How to extract keywords from Delighted NPS Survey Comments using generative AI
How to Extract Keywords from Delighted NPS Survey Comments using Generative AI
Are you struggling to find valuable insights from your Delighted NPS survey comments? Don't worry - you're not alone. Many companies struggle to identify important themes and trends from their customer feedback. In this post, we'll show you how to use generative AI to automatically extract keywords from Delighted NPS survey comments.
What is Keyword Extraction?
Keyword extraction is a natural language processing (NLP) technique that involves identifying the most important or relevant words or phrases in a piece of text. You can use it to extract key information and themes from text has many applications, such as search engine optimization (SEO), content analysis, and topic modeling.
Keyword extraction can be performed manually, but it can also be automated using machine learning algorithms. These algorithms learn to recognize patterns and features in the text that are associated with important words or phrases, and can be trained on a labeled dataset of text.
You can use keyword extraction to analyze and summarize large amounts of text data to quickly identify the most important information and themes.
Example Use Cases
Use cases for extracting keywords from Delighted NPS survey comments include:
- Identifying common themes and trends in customer feedback
- Improving product features and functionality based on customer feedback
- Personalizing customer interactions based on feedback
- Identifying areas for training and improvement in customer service
Teams that might find these use cases helpful include: product, customer success, marketing, and operations.
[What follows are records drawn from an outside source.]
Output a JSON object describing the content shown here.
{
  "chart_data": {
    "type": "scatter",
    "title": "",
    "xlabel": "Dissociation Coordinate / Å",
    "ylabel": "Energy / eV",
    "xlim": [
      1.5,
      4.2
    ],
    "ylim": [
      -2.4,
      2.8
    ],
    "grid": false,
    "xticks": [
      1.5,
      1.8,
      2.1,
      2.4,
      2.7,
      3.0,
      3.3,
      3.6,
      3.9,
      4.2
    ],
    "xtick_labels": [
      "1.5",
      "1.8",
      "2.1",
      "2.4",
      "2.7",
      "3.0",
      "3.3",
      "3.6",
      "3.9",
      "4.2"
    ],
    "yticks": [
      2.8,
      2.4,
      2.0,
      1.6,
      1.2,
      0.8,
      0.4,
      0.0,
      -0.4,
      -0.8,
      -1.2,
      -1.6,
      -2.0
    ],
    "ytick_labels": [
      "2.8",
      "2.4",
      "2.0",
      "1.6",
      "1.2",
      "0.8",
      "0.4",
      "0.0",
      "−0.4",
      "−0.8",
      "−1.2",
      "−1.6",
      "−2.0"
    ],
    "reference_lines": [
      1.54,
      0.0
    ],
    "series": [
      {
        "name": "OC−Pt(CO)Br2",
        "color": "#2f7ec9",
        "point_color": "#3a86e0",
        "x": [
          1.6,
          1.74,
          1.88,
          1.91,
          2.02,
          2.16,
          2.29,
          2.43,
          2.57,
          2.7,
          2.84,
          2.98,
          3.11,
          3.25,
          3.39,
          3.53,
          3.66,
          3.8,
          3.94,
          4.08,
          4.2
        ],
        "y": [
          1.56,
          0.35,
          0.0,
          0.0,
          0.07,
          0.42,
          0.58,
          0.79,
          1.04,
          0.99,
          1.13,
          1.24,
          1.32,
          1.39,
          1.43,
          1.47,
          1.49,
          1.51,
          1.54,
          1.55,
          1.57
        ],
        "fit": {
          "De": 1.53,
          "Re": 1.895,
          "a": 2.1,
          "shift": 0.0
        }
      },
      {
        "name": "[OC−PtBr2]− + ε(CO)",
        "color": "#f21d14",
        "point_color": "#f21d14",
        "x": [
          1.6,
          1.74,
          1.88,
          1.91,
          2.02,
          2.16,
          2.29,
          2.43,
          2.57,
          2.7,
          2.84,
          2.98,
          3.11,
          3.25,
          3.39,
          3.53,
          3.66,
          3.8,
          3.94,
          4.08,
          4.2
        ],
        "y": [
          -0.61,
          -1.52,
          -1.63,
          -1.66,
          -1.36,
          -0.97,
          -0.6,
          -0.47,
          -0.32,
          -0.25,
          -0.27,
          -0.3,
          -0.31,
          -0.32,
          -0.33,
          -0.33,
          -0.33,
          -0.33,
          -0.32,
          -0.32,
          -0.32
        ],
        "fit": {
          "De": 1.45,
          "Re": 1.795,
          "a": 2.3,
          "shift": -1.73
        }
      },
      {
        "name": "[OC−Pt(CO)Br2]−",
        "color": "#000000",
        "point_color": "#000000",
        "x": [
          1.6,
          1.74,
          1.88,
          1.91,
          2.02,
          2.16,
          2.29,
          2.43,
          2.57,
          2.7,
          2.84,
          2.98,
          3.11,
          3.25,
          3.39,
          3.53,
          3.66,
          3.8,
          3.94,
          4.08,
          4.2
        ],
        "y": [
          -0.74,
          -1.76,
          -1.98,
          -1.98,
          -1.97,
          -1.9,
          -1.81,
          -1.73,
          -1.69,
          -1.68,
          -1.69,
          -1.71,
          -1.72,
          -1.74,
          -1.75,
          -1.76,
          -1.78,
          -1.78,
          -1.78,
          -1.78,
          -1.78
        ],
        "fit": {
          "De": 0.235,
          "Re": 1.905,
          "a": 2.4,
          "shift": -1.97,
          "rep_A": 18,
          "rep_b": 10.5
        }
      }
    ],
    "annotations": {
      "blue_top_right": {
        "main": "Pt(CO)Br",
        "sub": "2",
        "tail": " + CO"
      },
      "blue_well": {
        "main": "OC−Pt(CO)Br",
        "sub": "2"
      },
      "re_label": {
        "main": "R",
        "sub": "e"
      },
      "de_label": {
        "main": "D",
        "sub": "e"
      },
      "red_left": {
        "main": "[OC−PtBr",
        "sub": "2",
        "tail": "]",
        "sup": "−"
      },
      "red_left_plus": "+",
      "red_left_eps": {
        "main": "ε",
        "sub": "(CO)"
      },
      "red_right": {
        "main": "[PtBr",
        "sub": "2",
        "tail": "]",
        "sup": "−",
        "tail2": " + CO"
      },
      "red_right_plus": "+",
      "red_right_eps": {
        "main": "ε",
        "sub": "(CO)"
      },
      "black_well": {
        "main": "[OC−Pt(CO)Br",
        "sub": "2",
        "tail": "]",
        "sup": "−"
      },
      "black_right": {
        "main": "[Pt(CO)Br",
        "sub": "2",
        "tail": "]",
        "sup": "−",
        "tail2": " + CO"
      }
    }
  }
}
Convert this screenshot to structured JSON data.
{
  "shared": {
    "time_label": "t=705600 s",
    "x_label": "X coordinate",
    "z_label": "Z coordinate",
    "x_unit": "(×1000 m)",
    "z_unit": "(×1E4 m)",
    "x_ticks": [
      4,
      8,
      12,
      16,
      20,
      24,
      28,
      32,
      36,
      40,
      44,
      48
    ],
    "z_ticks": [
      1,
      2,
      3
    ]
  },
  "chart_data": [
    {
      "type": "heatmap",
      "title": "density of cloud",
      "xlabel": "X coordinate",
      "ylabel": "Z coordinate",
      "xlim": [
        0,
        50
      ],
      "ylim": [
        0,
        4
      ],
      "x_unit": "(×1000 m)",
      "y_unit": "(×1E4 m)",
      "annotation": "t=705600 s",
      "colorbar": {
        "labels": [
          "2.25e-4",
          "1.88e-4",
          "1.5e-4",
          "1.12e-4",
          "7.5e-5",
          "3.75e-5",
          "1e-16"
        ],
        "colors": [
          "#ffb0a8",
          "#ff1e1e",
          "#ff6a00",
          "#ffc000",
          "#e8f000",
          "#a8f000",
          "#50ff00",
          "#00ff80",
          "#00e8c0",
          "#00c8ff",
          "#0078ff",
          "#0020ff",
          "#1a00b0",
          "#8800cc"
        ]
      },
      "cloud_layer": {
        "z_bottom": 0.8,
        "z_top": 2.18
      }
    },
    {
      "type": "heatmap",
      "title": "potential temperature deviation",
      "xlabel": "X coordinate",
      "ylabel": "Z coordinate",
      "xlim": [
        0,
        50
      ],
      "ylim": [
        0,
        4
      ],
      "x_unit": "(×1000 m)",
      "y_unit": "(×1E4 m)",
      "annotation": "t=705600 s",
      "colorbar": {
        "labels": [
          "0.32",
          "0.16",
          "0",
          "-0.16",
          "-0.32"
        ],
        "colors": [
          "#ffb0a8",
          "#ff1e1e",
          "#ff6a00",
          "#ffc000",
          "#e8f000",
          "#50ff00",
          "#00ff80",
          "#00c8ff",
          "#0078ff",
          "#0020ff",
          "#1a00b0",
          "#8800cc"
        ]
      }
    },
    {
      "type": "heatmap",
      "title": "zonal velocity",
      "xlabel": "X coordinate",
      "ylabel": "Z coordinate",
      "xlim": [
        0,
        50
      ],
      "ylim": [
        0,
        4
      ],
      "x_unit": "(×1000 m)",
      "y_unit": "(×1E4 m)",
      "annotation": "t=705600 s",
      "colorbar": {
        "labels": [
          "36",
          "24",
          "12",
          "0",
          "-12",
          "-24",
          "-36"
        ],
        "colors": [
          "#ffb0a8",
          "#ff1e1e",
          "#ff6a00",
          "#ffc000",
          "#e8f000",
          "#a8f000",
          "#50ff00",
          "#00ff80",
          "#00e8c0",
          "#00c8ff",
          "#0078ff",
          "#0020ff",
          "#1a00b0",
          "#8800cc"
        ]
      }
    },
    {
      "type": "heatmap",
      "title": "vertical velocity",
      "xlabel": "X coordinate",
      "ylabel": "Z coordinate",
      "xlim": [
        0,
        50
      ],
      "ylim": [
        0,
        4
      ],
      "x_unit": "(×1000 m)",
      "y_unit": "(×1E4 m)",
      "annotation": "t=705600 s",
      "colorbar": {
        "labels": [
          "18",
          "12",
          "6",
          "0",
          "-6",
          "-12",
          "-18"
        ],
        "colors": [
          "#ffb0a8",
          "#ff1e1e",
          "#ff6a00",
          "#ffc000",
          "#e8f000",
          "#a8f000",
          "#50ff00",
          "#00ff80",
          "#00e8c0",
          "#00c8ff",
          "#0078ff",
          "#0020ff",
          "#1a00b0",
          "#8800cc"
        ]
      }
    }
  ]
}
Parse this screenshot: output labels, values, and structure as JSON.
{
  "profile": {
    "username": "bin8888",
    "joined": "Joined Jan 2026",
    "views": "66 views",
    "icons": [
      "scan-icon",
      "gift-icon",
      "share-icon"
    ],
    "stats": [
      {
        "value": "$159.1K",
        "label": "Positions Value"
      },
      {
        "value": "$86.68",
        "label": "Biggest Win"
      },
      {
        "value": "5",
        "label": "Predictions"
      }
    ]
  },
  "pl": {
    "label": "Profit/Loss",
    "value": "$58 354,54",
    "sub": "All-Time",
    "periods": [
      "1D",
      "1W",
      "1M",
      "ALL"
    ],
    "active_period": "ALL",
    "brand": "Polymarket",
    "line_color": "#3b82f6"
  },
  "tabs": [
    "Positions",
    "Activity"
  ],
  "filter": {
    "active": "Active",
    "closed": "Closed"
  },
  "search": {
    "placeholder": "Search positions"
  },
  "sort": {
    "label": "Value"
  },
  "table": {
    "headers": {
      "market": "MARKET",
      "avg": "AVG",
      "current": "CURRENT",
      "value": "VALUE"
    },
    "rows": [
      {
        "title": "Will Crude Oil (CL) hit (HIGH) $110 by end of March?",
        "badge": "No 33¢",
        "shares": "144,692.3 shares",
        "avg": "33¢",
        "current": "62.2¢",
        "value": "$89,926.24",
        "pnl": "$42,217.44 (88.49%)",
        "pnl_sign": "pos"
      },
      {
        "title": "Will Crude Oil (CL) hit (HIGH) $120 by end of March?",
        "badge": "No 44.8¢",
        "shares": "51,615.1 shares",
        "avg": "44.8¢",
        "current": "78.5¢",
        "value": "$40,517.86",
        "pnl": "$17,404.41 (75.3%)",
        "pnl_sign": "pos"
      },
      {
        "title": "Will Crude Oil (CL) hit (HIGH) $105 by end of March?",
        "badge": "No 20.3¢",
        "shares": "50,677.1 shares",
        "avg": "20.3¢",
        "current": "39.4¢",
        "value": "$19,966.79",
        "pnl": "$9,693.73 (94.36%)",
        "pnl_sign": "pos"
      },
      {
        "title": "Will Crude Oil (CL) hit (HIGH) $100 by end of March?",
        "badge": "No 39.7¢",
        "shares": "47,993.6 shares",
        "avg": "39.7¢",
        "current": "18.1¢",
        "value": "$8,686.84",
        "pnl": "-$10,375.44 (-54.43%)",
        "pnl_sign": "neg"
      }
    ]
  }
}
Finding your input data and identifying preliminary keywords
You first need to identify the data that you want to work with. Here, we are looking at Delighted NPS survey comments. You can extract this data using the Delighted API, export it in CSV format, query a list of comments from your data warehouse or BI tool, or copy and paste with an example comment.
For more information on the Delighted API see here: https://delighted.com/docs/api
Next, it can be helpful (but not necessary) to identify common keywords that you may want to extract from your Delighted NPS survey comments. Generative AI tools can be used to both identify and measure frequency of keywords but also to suggest additional keywords you may not have been aware to look for. For example - you might find that recurring comments around a particular product feature may provide insights into product improvement opportunities non-obvious to the initial comment.
Once you have your data and preliminary keywords identified, you can use generative AI to automatically extract keywords from your Delighted NPS survey comments. This will help you identify important themes and trends in your customer feedback, and improve your product and customer service accordingly.